Rousseau-Joël FOUTE
3 Janvier 2006
La situation des finances publiques s'est améliorée en 2005, après les tensions de trésoreries connues en 2004.
Etat des lieux : Le 31 décembre 2004, le chef de l'Etat a dit dans son message radiotélévisé à la Nation, que " nous avons connu quelques déceptions en ce qui concerne les dérapages budgétaires ". Le diagnostic de cette situation a été fait le 7 janvier 2005 par le ministre de l'Economie et des Finances, Polycarpe Abah Abah, quelques semaines après sa prise de fonction. C'était au cours d'une importante réunion avec les responsables des services centraux et extérieurs relevant des régies financières (Impôts, Douanes, Trésor). L'année 2004 aura été, d'après le ministre, " une année plutôt difficile pour nos finances publiques. En effet, la performance budgétaire s'est considérablement détériorée, malgré la hausse des recettes pétrolières observée en 2004. Dans ces conditions, l'Etat a été confronté à de fortes contraintes de liquidités qui ont entraîné un allongement des délais de paiement des dépenses. Ce qui a été ressenti comme les tensions de trésorerie de l'Etat ". La non -atteinte du point d'achèvement de l'initiative PPTE en fin 2004 par le Cameroun a été la conséquence immédiate de la mauvaise gestion de nos finances publiques. Les relations avec le Fonds monétaire international (FMI) avaient ainsi pris un sérieux coup de froid. Dans l'urgence en début 2005, il était ainsi nécessaire, avait déclaré le président de la République le 31 décembre 2004, " de corriger les dérapages constatés au niveau des finances publiques Parallèlement, la négociation avec les institutions de Bretton Woods devra être menée activement pour nous remettre dès que possible sur la voie du point d'achèvement de l'initiative PPTE ".
Efforts faits en 2005 : Parlant des efforts fournis en 2005 dans ce domaine, le chef de l'Etat, dans son message de Nouvel an à la Nation samedi dernier, a déclaré : " nous sous sommes employés en priorité à rétablir l'équilibre de nos finances publiques. Il fallait améliorer la rentrée des recettes, mieux contrôler les dépenses, sans pour autant asphyxier notre économie ". En effet, le rapport économique et financier de l'exercice 2005 indique que les ressources budgétaires totales au 31 décembre 2005 sont estimées à 1665,2 milliards de F CFA, soit un taux de réalisation de 96,8%, dont 1529,1 milliards pour les recettes internes, et 136,1 milliards pour les ressources externes. Contrairement à la sous-performance de l'exercice 2004, souligne le document, le taux de réalisation estimé des recettes internes au 31 décembre 2005 se situe à 100,2%. Cette performance s'explique par un taux de réalisation des recettes pétrolières estimé à 116,6% et par l'objectif du gouvernement d' accroître les recettes non pétrolières en 2005.

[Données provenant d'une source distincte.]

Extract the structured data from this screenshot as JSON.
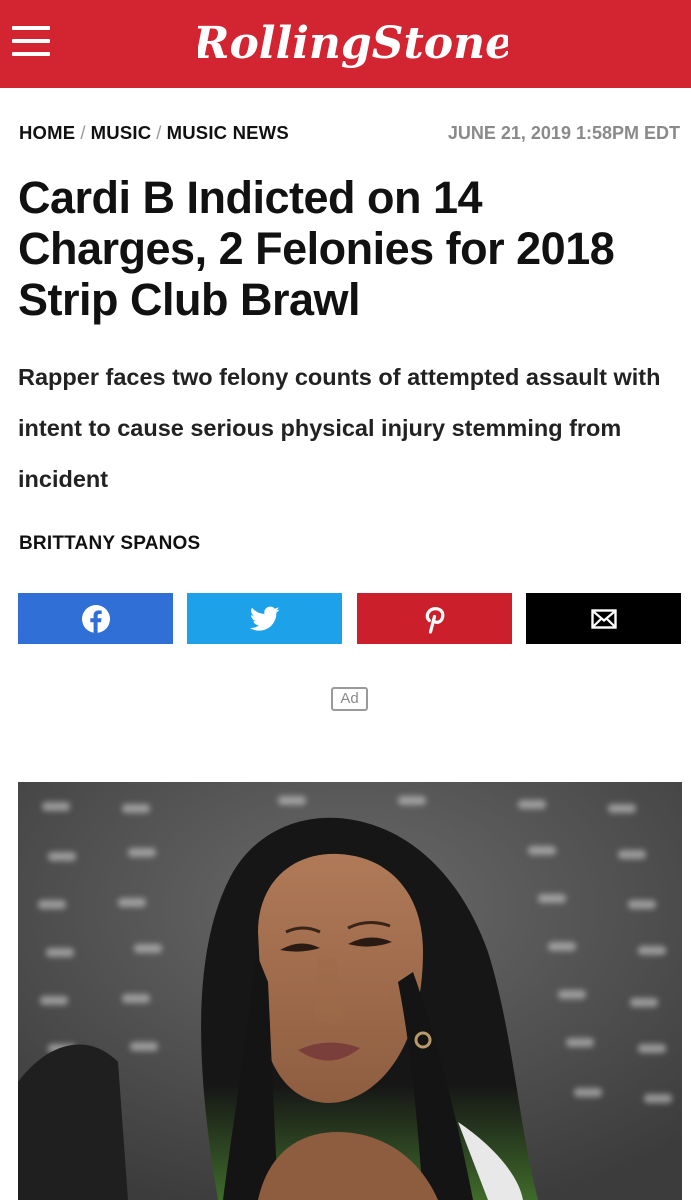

Dans sa note de conjoncture sur l'économie camerounaise de novembre dernier, la BEAC a pour sa part relevé qu'au cours des huit premiers mois de l'année 2005, l'exécution du budget de l'Etat s'est soldée par un excédent global, base de trésorerie de 409,5 milliards de F CFA, contre 76,4 milliards pour la même période comparable en 2004.
Cet excédent a permis à l'Etat, d'après la BEAC, de se désengager auprès du système bancaire pour 103,1 milliards de F CFA, et d'honorer les échéances de la dette extérieure à hauteur de 161,9 milliards. Cet excédent a aussi permis d'amortir la dette intérieure conventionnée, de rembourser les crédits TVA (taxe sur la valeur ajoutée), d'assurer le paiement des titres salariaux et d'apurer les instances du trésor respectivement pour 27,4 milliards, 31,3 milliards, 28,7 milliards et 95 milliards.
Perspectives : D'après la loi de finances 2006, la poursuite de l'assainissement des finances publiques est l'un des objectifs du budget 2006. Mais surtout, les prévisions budgétaires sont prudentes afin d'éviter a posteriori des engagements au-delà des possibilités réelles de trésorerie. Par ailleurs, le recensement des besoins incompressibles est quasi exhaustif. Ce qui prévient l'accumulation des arriérés, notamment vis-à-vis des entreprises de service public.